La Corte Suprema de Brasil impuso este viernes nuevas medidas cautelares al expresidente Jair Bolsonaro, procesado por presunta conspiración golpista en 2022. Las disposiciones incluyen el uso obligatorio de una tobillera electrónica con sistema de geolocalización, el bloqueo inmediato de sus cuentas en redes sociales y la prohibición expresa de acercarse a embajadas o establecer contacto con diplomáticos extranjeros. También se le vetó la comunicación con otros implicados en el proceso judicial que se le sigue por atentar contra el Estado democrático de derecho.
El máximo tribunal brasileño adoptó esta serie de medidas tras autorizar nuevos registros en domicilios vinculados al exmandatario, incluyendo su residencia en Brasilia y la sede del Partido Liberal (PL), del cual es líder. Las pesquisas buscan profundizar en la presunta articulación de un plan para desconocer el resultado electoral de 2022, cuando Bolsonaro fue derrotado por Luiz Inácio Lula da Silva. La Policía Federal secuestró dispositivos, documentos y equipos informáticos que, según fuentes del caso, podrían probar el intento deliberado de ejecutar un golpe institucional con apoyo de ministros y militares.
La Fiscalía General de la República acusa a Bolsonaro de cinco delitos graves, entre ellos intento de golpe de Estado y abolición violenta del orden democrático, crímenes que contemplan hasta 40 años de prisión en su conjunto. Los fiscales también vinculan al expresidente con una red de desinformación digital y una estructura de mando paralela dentro de las Fuerzas Armadas, operativa incluso después de los comicios. La Corte ha impuesto arresto domiciliario nocturno como medida adicional mientras avanza el proceso.

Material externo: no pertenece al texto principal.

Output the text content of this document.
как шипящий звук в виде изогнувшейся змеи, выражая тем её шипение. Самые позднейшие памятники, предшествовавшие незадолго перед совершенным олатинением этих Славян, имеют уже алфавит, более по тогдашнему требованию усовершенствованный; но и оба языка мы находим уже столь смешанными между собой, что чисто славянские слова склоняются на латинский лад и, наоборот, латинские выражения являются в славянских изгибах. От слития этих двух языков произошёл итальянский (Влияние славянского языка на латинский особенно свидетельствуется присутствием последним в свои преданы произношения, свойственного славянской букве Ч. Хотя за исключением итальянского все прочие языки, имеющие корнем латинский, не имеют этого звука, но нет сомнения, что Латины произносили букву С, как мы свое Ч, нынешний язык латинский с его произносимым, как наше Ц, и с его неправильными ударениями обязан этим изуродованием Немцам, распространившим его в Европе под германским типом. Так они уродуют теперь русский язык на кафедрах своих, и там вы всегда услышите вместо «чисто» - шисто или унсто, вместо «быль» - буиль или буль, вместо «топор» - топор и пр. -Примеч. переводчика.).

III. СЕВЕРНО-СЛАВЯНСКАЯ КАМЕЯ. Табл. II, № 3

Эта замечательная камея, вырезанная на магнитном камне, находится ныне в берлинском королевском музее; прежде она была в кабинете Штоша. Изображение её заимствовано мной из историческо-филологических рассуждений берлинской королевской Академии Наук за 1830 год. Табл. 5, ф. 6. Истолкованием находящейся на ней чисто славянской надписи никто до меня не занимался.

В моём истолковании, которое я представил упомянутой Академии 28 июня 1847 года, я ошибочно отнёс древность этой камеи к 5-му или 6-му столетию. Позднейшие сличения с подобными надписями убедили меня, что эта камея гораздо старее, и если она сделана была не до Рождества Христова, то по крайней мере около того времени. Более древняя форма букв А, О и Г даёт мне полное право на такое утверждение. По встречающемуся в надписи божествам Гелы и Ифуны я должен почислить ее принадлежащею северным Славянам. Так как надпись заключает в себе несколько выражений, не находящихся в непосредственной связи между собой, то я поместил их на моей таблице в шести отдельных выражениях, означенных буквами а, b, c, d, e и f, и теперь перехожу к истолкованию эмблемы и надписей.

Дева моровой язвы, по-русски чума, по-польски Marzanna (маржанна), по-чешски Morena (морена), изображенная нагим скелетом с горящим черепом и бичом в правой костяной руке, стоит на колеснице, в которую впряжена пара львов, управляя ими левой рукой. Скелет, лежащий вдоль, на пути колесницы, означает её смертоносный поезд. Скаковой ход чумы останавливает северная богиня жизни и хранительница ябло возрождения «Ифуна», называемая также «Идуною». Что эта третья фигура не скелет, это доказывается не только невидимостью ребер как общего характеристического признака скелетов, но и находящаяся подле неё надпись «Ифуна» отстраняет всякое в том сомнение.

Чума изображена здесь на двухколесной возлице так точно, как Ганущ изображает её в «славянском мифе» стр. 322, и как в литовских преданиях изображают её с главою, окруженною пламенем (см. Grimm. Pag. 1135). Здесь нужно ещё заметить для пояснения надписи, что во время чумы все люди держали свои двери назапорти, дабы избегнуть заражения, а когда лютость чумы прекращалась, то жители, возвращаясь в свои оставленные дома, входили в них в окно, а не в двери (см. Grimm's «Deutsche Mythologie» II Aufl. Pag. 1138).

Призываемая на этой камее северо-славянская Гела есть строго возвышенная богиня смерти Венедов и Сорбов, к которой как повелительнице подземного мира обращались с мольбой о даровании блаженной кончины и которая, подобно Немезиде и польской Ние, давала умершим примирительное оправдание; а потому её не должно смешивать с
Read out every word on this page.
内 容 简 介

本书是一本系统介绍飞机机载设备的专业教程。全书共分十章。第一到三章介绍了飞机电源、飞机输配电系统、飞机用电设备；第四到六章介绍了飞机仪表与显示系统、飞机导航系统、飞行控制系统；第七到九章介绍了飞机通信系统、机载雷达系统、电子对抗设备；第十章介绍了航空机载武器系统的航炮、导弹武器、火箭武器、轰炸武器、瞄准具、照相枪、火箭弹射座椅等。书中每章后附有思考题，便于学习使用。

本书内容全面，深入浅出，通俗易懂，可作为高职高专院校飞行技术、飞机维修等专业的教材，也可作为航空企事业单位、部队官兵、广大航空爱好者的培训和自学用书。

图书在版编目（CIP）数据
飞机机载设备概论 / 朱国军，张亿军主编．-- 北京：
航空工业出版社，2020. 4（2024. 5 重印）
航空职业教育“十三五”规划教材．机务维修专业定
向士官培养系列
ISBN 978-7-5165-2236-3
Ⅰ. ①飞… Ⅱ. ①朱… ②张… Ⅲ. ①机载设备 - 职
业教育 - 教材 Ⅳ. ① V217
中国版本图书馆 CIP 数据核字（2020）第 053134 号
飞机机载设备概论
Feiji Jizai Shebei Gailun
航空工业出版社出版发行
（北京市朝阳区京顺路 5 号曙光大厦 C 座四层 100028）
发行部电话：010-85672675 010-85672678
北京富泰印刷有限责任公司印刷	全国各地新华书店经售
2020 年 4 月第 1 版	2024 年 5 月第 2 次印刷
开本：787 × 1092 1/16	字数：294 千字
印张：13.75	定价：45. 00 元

La situación ha escalado en el ámbito internacional luego de las declaraciones del expresidente estadounidense Donald Trump, quien ha intervenido públicamente en favor de Bolsonaro. Trump calificó el juicio como una “caza de brujas” y acusó al Supremo Tribunal de aplicar órdenes ilegales para censurar cuentas en redes sociales supuestamente utilizadas para difundir información crítica contra Lula. Además, anunció la imposición de un arancel del 50 por ciento a productos brasileños, en lo que ha sido interpretado como un intento de presión directa sobre el Poder Judicial de Brasil.
Desde la Presidencia brasileña, Luiz Inácio Lula da Silva respondió calificando las declaraciones de Trump como un “chantaje inaceptable”. El mandatario exigió respeto absoluto a la soberanía institucional de Brasil y advirtió que no permitirá que actores extranjeros interfieran en decisiones judiciales internas. La carta de apoyo enviada por Trump a Bolsonaro el día previo, en la que anticipa un “cambio de rumbo” en el Gobierno brasileño y denuncia un supuesto “régimen de censura”, ha sido vista por el Palacio del Planalto como una escalada diplomática sin precedentes.
Los jueces del Supremo han defendido el desarrollo del proceso dentro de los marcos constitucionales y han reiterado su compromiso con la democracia. Las medidas impuestas a Bolsonaro buscan impedir que el exmandatario interfiera en la investigación o utilice canales públicos para incitar a sus seguidores, como ya ocurrió tras su derrota electoral. Se prevé que el juicio avance hacia una sentencia entre septiembre y octubre, con un elevado nivel de atención tanto nacional como internacional.